18/11/09

Pescador mexicano en Montauk

Nunca imaginó aquel pescador
que terminaría vadeando a la proa de la isla
que lo odia, lo destroza, lo degrada,
lo embarra de grasa, de hierba y de yeso.

Le da una puñalada por la espalda, lo tumba
de su bicicleta y lo desmiembra. Lo acoge y
lo abandona, le paga off-the-books y le pega
off-the-record.

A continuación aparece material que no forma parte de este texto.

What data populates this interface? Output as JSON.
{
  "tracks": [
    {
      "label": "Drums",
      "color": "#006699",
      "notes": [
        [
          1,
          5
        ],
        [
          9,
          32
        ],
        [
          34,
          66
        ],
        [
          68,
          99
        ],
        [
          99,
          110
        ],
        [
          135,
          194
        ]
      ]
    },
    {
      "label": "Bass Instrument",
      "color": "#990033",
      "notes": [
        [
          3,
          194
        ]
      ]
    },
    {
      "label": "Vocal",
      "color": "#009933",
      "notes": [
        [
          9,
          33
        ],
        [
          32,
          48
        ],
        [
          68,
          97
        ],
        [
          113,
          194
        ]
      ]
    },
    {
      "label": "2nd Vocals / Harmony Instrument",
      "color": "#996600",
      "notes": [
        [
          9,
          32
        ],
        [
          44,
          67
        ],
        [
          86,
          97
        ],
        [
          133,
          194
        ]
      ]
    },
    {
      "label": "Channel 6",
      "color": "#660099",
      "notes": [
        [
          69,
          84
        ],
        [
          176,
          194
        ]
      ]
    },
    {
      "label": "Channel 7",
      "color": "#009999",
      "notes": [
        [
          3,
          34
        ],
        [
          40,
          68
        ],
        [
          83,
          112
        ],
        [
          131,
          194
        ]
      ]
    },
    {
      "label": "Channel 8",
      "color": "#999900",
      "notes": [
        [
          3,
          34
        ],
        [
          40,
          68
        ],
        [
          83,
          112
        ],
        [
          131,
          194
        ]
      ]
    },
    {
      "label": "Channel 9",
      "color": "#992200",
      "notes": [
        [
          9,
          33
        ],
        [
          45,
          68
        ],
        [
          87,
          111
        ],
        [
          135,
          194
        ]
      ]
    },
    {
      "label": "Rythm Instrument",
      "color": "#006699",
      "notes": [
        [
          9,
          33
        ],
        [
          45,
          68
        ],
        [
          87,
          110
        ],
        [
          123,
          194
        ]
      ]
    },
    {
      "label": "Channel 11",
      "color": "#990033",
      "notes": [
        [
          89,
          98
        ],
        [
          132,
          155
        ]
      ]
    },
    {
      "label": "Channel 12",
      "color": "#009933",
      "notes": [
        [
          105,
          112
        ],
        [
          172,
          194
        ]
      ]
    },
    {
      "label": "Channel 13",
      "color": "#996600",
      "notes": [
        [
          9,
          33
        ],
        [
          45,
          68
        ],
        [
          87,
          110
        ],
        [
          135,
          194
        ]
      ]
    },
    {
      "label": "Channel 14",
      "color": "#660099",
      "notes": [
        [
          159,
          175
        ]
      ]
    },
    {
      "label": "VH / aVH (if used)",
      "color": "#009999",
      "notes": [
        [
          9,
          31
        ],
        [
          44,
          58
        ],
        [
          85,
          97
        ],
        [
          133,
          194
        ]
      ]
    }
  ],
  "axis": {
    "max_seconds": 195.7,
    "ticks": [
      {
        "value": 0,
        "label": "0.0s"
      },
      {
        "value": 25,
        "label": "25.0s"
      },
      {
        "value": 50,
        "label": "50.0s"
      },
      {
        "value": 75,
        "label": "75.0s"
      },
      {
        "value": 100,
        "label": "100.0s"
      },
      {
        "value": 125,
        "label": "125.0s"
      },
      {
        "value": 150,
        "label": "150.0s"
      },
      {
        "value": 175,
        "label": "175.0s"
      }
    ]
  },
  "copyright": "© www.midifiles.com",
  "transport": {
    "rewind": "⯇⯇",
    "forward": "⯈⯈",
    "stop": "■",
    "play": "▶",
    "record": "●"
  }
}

Le da una palmadita en una
mejilla y le deja una cicatriz en la otra.

(Entiendo que cada bandera tiene su enemigo,
este pescador no es nuestro enemigo).

Parece que el anzuelo se ha quedado enganchado
al hocico del monstruo insular, medio perro,
medio gárgola, epítome del miedo y la ignorancia.

En su vadeador impermeable, parece estar tirando
de esa misma isla que lleva a cuestas.
La isla es un montículo de bloques superpuestos,
de contornos difusos y siluetas prefabricadas.

Sólo los privilegiados que saltamos esa valla
pudimos ver al pescador a orillas del faro,
junto a la atalaya tumbada del antiguo imperio.

No quisimos perturbarlo y nos quedamos sentados
frente al chapoteo de un tronco, satélite
del hombre que aún no sabe si va o viene.